Het centrale argument is echter dat deze drang tot toe-eigening onhoudbaar is geworden door de schaalvergroting. Waar dieren slechts een lokaal nest bevuilen, heeft de mensheid nu de hele planeet bedekt met ‘harde’ (afval, kooldioxide) en ‘zachte’ (data, reclame) vervuiling. Door te proberen ‘meesters en bezitters van de natuur’ te zijn, hebben we de wereld zo grondig bevuild dat we dreigen onszelf te vergiftigen en de wereld onleefbaar te maken. De grenzen vervagen en vervuiling stopt niet meer bij de rand van een perceel of land, maar is globaal geworden. Hierdoor is de traditionele vorm van eigendom, gebaseerd op afgebakende grenzen, failliet.
Als oplossing pleit S. voor een radicale omslag in onze relatie tot de wereld: we moeten stoppen met eigenaars te willen zijn en in plaats daarvan moeten we ‘huurders’ (tenants) worden.

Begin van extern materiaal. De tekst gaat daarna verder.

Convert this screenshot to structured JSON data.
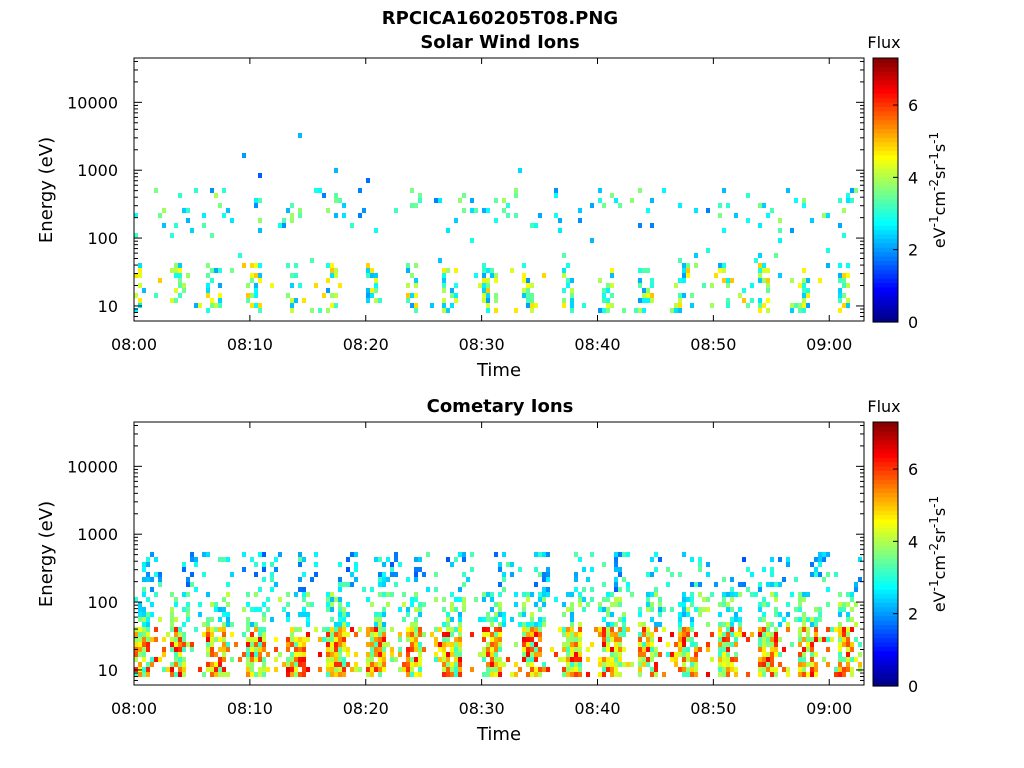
{
  "figure_title": "RPCICA160205T08.PNG",
  "chart_data": [
    {
      "type": "heatmap",
      "title": "Solar Wind Ions",
      "xlabel": "Time",
      "ylabel": "Energy (eV)",
      "y_scale": "log",
      "x_range": [
        "08:00",
        "09:03"
      ],
      "ylim": [
        6,
        45000
      ],
      "x_ticks": [
        "08:00",
        "08:10",
        "08:20",
        "08:30",
        "08:40",
        "08:50",
        "09:00"
      ],
      "y_ticks": [
        "10",
        "100",
        "1000",
        "10000"
      ],
      "colorbar": {
        "label": "Flux",
        "unit_parts": [
          "eV",
          "-1",
          "cm",
          "-2",
          "sr",
          "-1",
          "s",
          "-1"
        ],
        "ticks": [
          "0",
          "2",
          "4",
          "6"
        ],
        "range": [
          0,
          7.3
        ],
        "colormap": "jet"
      },
      "features": [
        {
          "energy_band_eV": [
            8,
            40
          ],
          "flux_range": [
            2,
            5
          ],
          "description_value": "low energy band bursts"
        },
        {
          "energy_band_eV": [
            150,
            500
          ],
          "flux_range": [
            2,
            4
          ],
          "description_value": "sparse mid energy"
        }
      ]
    },
    {
      "type": "heatmap",
      "title": "Cometary Ions",
      "xlabel": "Time",
      "ylabel": "Energy (eV)",
      "y_scale": "log",
      "x_range": [
        "08:00",
        "09:03"
      ],
      "ylim": [
        6,
        45000
      ],
      "x_ticks": [
        "08:00",
        "08:10",
        "08:20",
        "08:30",
        "08:40",
        "08:50",
        "09:00"
      ],
      "y_ticks": [
        "10",
        "100",
        "1000",
        "10000"
      ],
      "colorbar": {
        "label": "Flux",
        "unit_parts": [
          "eV",
          "-1",
          "cm",
          "-2",
          "sr",
          "-1",
          "s",
          "-1"
        ],
        "ticks": [
          "0",
          "2",
          "4",
          "6"
        ],
        "range": [
          0,
          7.3
        ],
        "colormap": "jet"
      },
      "features": [
        {
          "energy_band_eV": [
            8,
            45
          ],
          "flux_range": [
            3,
            6.5
          ],
          "description_value": "periodic strong low energy"
        },
        {
          "energy_band_eV": [
            50,
            500
          ],
          "flux_range": [
            1.5,
            4
          ],
          "description_value": "dispersed rising streaks"
        }
      ]
    }
  ]
}
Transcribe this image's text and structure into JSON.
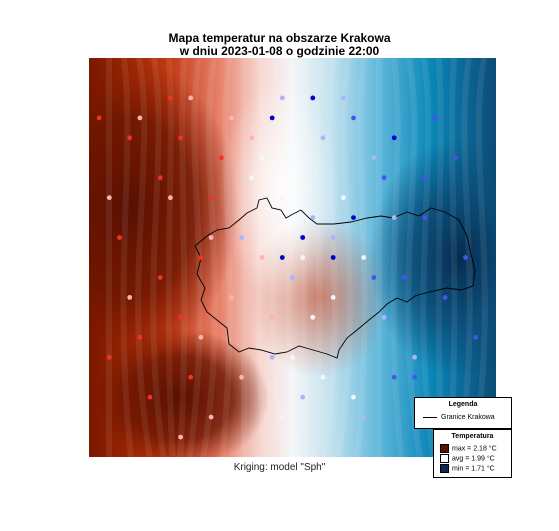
{
  "title": {
    "line1": "Mapa temperatur na obszarze Krakowa",
    "line2": "w dniu 2023-01-08 o godzinie 22:00"
  },
  "caption": "Kriging: model \"Sph\"",
  "legend": {
    "title": "Legenda",
    "boundary_label": "Granice Krakowa"
  },
  "temperature_legend": {
    "title": "Temperatura",
    "items": [
      {
        "label": "max =",
        "value": "2.18 °C",
        "color": "#5a1000"
      },
      {
        "label": "avg =",
        "value": "1.99 °C",
        "color": "#ffffff"
      },
      {
        "label": "min =",
        "value": "1.71 °C",
        "color": "#0a2a55"
      }
    ]
  },
  "palette": {
    "warm_dark": "#5a1000",
    "warm": "#c23a14",
    "light": "#f4f6f8",
    "cool": "#0086b8",
    "cool_dark": "#083358"
  },
  "stations": {
    "series": [
      {
        "name": "warm-stations",
        "color": "#ee3322",
        "values": [
          [
            19.79,
            50.12
          ],
          [
            19.82,
            50.11
          ],
          [
            19.85,
            50.09
          ],
          [
            19.86,
            50.13
          ],
          [
            19.81,
            50.06
          ],
          [
            19.85,
            50.04
          ],
          [
            19.83,
            50.01
          ],
          [
            19.87,
            50.02
          ],
          [
            19.88,
            49.99
          ],
          [
            19.8,
            50.0
          ],
          [
            19.9,
            50.08
          ],
          [
            19.89,
            50.05
          ],
          [
            19.84,
            49.98
          ],
          [
            19.91,
            50.1
          ],
          [
            19.87,
            50.11
          ]
        ]
      },
      {
        "name": "pale-warm-stations",
        "color": "#ffb0b0",
        "values": [
          [
            19.83,
            50.12
          ],
          [
            19.88,
            50.13
          ],
          [
            19.92,
            50.12
          ],
          [
            19.9,
            50.06
          ],
          [
            19.92,
            50.03
          ],
          [
            19.86,
            50.08
          ],
          [
            19.89,
            50.01
          ],
          [
            19.95,
            50.05
          ],
          [
            19.93,
            49.99
          ],
          [
            19.8,
            50.08
          ],
          [
            19.94,
            50.11
          ],
          [
            19.9,
            49.97
          ],
          [
            19.96,
            50.02
          ],
          [
            19.82,
            50.03
          ],
          [
            19.87,
            49.96
          ]
        ]
      },
      {
        "name": "neutral-stations",
        "color": "#f4f6ff",
        "values": [
          [
            19.95,
            50.1
          ],
          [
            19.97,
            50.08
          ],
          [
            19.99,
            50.05
          ],
          [
            20.0,
            50.02
          ],
          [
            19.98,
            50.0
          ],
          [
            19.96,
            50.07
          ],
          [
            20.02,
            50.03
          ],
          [
            19.94,
            50.09
          ],
          [
            20.01,
            49.99
          ],
          [
            19.97,
            49.97
          ],
          [
            20.05,
            50.05
          ],
          [
            20.03,
            50.08
          ],
          [
            20.04,
            49.98
          ]
        ]
      },
      {
        "name": "pale-cool-stations",
        "color": "#aab4ff",
        "values": [
          [
            19.97,
            50.13
          ],
          [
            20.01,
            50.11
          ],
          [
            20.03,
            50.13
          ],
          [
            20.06,
            50.1
          ],
          [
            20.0,
            50.07
          ],
          [
            19.93,
            50.06
          ],
          [
            20.07,
            50.02
          ],
          [
            20.05,
            49.97
          ],
          [
            19.99,
            49.98
          ],
          [
            19.98,
            50.04
          ],
          [
            20.08,
            50.07
          ],
          [
            20.02,
            50.06
          ],
          [
            20.1,
            50.0
          ],
          [
            19.96,
            50.0
          ]
        ]
      },
      {
        "name": "cool-stations",
        "color": "#4455ee",
        "values": [
          [
            20.04,
            50.12
          ],
          [
            20.07,
            50.09
          ],
          [
            20.09,
            50.04
          ],
          [
            20.11,
            50.07
          ],
          [
            20.13,
            50.03
          ],
          [
            20.1,
            49.99
          ],
          [
            20.14,
            50.1
          ],
          [
            20.12,
            50.12
          ],
          [
            20.15,
            50.05
          ],
          [
            20.13,
            49.97
          ],
          [
            20.16,
            50.01
          ],
          [
            20.08,
            49.99
          ],
          [
            20.06,
            50.04
          ],
          [
            20.11,
            50.09
          ]
        ]
      },
      {
        "name": "cold-stations",
        "color": "#0000cc",
        "values": [
          [
            19.99,
            50.06
          ],
          [
            20.02,
            50.05
          ],
          [
            20.04,
            50.07
          ],
          [
            19.97,
            50.05
          ],
          [
            20.08,
            50.11
          ],
          [
            20.0,
            50.13
          ],
          [
            19.96,
            50.12
          ]
        ]
      }
    ]
  }
}
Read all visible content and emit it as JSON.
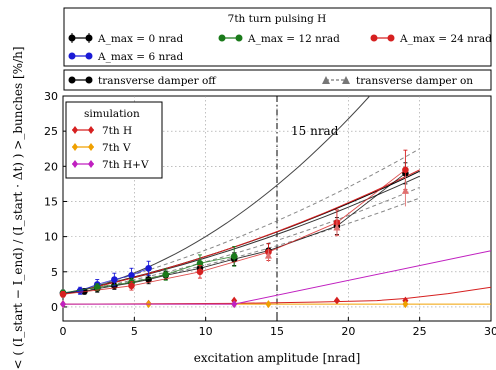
{
  "chart_data": {
    "type": "line",
    "title": "7th turn pulsing H",
    "xlabel": "excitation amplitude [nrad]",
    "ylabel": "< ( (I_start − I_end) / (I_start · Δt) ) >_bunches [%/h]",
    "xlim": [
      0,
      30
    ],
    "ylim": [
      -2,
      30
    ],
    "x_ticks": [
      0,
      5,
      10,
      15,
      20,
      25,
      30
    ],
    "y_ticks": [
      0,
      5,
      10,
      15,
      20,
      25,
      30
    ],
    "grid": true,
    "annotations": [
      {
        "text": "15 nrad",
        "x": 15,
        "style": "dash-dot vertical line"
      }
    ],
    "legend_top": {
      "title": "7th turn pulsing H",
      "entries": [
        {
          "label": "A_max = 0 nrad",
          "color": "#000000"
        },
        {
          "label": "A_max = 12 nrad",
          "color": "#1a7a1a"
        },
        {
          "label": "A_max = 24 nrad",
          "color": "#d62020"
        },
        {
          "label": "A_max = 6 nrad",
          "color": "#1a1ad6"
        }
      ]
    },
    "legend_damper": {
      "entries": [
        {
          "label": "transverse damper off",
          "style": "solid"
        },
        {
          "label": "transverse damper on",
          "style": "dashed"
        }
      ]
    },
    "legend_sim": {
      "title": "simulation",
      "entries": [
        {
          "label": "7th H",
          "color": "#d62020"
        },
        {
          "label": "7th V",
          "color": "#f0a000"
        },
        {
          "label": "7th H+V",
          "color": "#c020c0"
        }
      ]
    },
    "series": [
      {
        "name": "A_max = 0 nrad",
        "color": "#000000",
        "x": [
          0,
          1.5,
          2.4,
          3.6,
          4.8,
          6,
          7.2,
          9.6,
          12,
          14.4,
          19.2,
          24
        ],
        "y": [
          2.0,
          2.2,
          2.6,
          3.0,
          3.4,
          3.9,
          4.5,
          5.5,
          6.8,
          8.0,
          11.5,
          19.0
        ],
        "err": [
          0.4,
          0.4,
          0.5,
          0.5,
          0.6,
          0.6,
          0.6,
          0.7,
          0.9,
          1.0,
          1.2,
          1.5
        ]
      },
      {
        "name": "A_max = 6 nrad",
        "color": "#1a1ad6",
        "x": [
          0,
          1.2,
          2.4,
          3.6,
          4.8,
          6
        ],
        "y": [
          2.0,
          2.3,
          3.2,
          3.9,
          4.5,
          5.5
        ],
        "err": [
          0.4,
          0.5,
          0.7,
          0.9,
          1.0,
          1.0
        ]
      },
      {
        "name": "A_max = 12 nrad",
        "color": "#1a7a1a",
        "x": [
          0,
          2.4,
          4.8,
          7.2,
          9.6,
          12
        ],
        "y": [
          2.0,
          2.8,
          3.5,
          4.6,
          6.2,
          7.2
        ],
        "err": [
          0.4,
          0.5,
          0.6,
          0.8,
          1.2,
          1.4
        ]
      },
      {
        "name": "A_max = 24 nrad",
        "color": "#d62020",
        "x": [
          0,
          4.8,
          9.6,
          14.4,
          19.2,
          24
        ],
        "y": [
          1.8,
          3.0,
          5.0,
          7.8,
          12.0,
          19.5
        ],
        "err": [
          0.4,
          0.6,
          0.9,
          1.2,
          1.8,
          2.8
        ]
      }
    ],
    "fits": [
      {
        "color": "#000000",
        "x": [
          0,
          25
        ],
        "y": [
          1.9,
          19.3
        ],
        "style": "solid"
      },
      {
        "color": "#333333",
        "x": [
          0,
          25
        ],
        "y": [
          1.9,
          18.6
        ],
        "style": "solid"
      },
      {
        "color": "#444444",
        "x": [
          0,
          21.5
        ],
        "y": [
          1.8,
          30.0
        ],
        "style": "solid"
      },
      {
        "color": "#888888",
        "x": [
          0,
          25
        ],
        "y": [
          1.8,
          22.5
        ],
        "style": "dashed"
      },
      {
        "color": "#888888",
        "x": [
          0,
          25
        ],
        "y": [
          1.8,
          17.0
        ],
        "style": "dashed"
      },
      {
        "color": "#888888",
        "x": [
          0,
          25
        ],
        "y": [
          1.8,
          15.5
        ],
        "style": "dashed"
      },
      {
        "color": "#d62020",
        "x": [
          0,
          25
        ],
        "y": [
          1.8,
          19.5
        ],
        "style": "solid"
      }
    ],
    "damper_on_points": [
      {
        "x": 19.2,
        "y": 11.3,
        "err": 1.3
      },
      {
        "x": 24,
        "y": 16.5,
        "err": 2.2
      },
      {
        "x": 14.4,
        "y": 7.3,
        "err": 0.9
      }
    ],
    "sim_curves": [
      {
        "name": "7th H",
        "color": "#d62020",
        "x": [
          0,
          6,
          12,
          18,
          22,
          24,
          27,
          30
        ],
        "y": [
          0.4,
          0.45,
          0.5,
          0.7,
          0.9,
          1.2,
          1.9,
          2.8
        ],
        "markers_x": [
          0,
          6,
          12,
          19.2,
          24
        ],
        "markers_y": [
          0.4,
          0.45,
          0.9,
          0.9,
          0.9
        ]
      },
      {
        "name": "7th V",
        "color": "#f0a000",
        "x": [
          0,
          30
        ],
        "y": [
          0.4,
          0.4
        ],
        "markers_x": [
          0,
          6,
          12,
          14.4,
          24
        ],
        "markers_y": [
          0.4,
          0.4,
          0.4,
          0.4,
          0.4
        ]
      },
      {
        "name": "7th H+V",
        "color": "#c020c0",
        "x": [
          0,
          12,
          30
        ],
        "y": [
          0.4,
          0.4,
          8.0
        ],
        "markers_x": [
          0,
          12
        ],
        "markers_y": [
          0.4,
          0.4
        ]
      }
    ]
  }
}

Een huurder heeft geen eigendomsrecht en laat de ruimte schoon achter voor de volgende bewoner. Serres stelt een ‘natuurcontract’ voor, waarin de wereld wordt beschouwd als res nullius (zaak van niemand, p. 79) – iets dat niet bezeten kan worden. Alleen door afstand te doen van onze obsessie met toe-eigening door bevuiling, kunnen we vrede sluiten met de aarde én haar schoonheid opnieuw ontdekken.
This book is incredible. One idea I liked was that when money becomes credit or “soft” it’s like it becomes biological or internal. The credit system is becoming ingrained into how we think, like language. Then the overarching idea that colonization (including pollution) is like an animal pissing on its territory. Gotta love that. I think that’s why companies like Thrift books leave unnecessary stickers on the covers so that when you try to carefully pull them off, thereby (ripping the cover apart), they’re like, yeah, we still own you. And then you’re left with the remnants of past ownership like a debt that can never be paid.
Serres on pollution, environmental problems, capitalism, border politics, anti-diversity rhetoric, and of course, language - what's not to like! The second half is a really good read.
There are garbage bins directly under my bedroom window, which makes me overly familiar with the sights, sounds and smells of household trash production, collection and consumption by people and animals alike. Unlike Serres, I don't feel capable of waxing profound on what this orgy of waste means. However, I once came face to face with a squirrel that sat on my trashcan with an entire sprinkled doughnut in her mouth, and the startled expression in her bugged-out and liquid black eyes contained wonders of both gratitude and indignation indeed.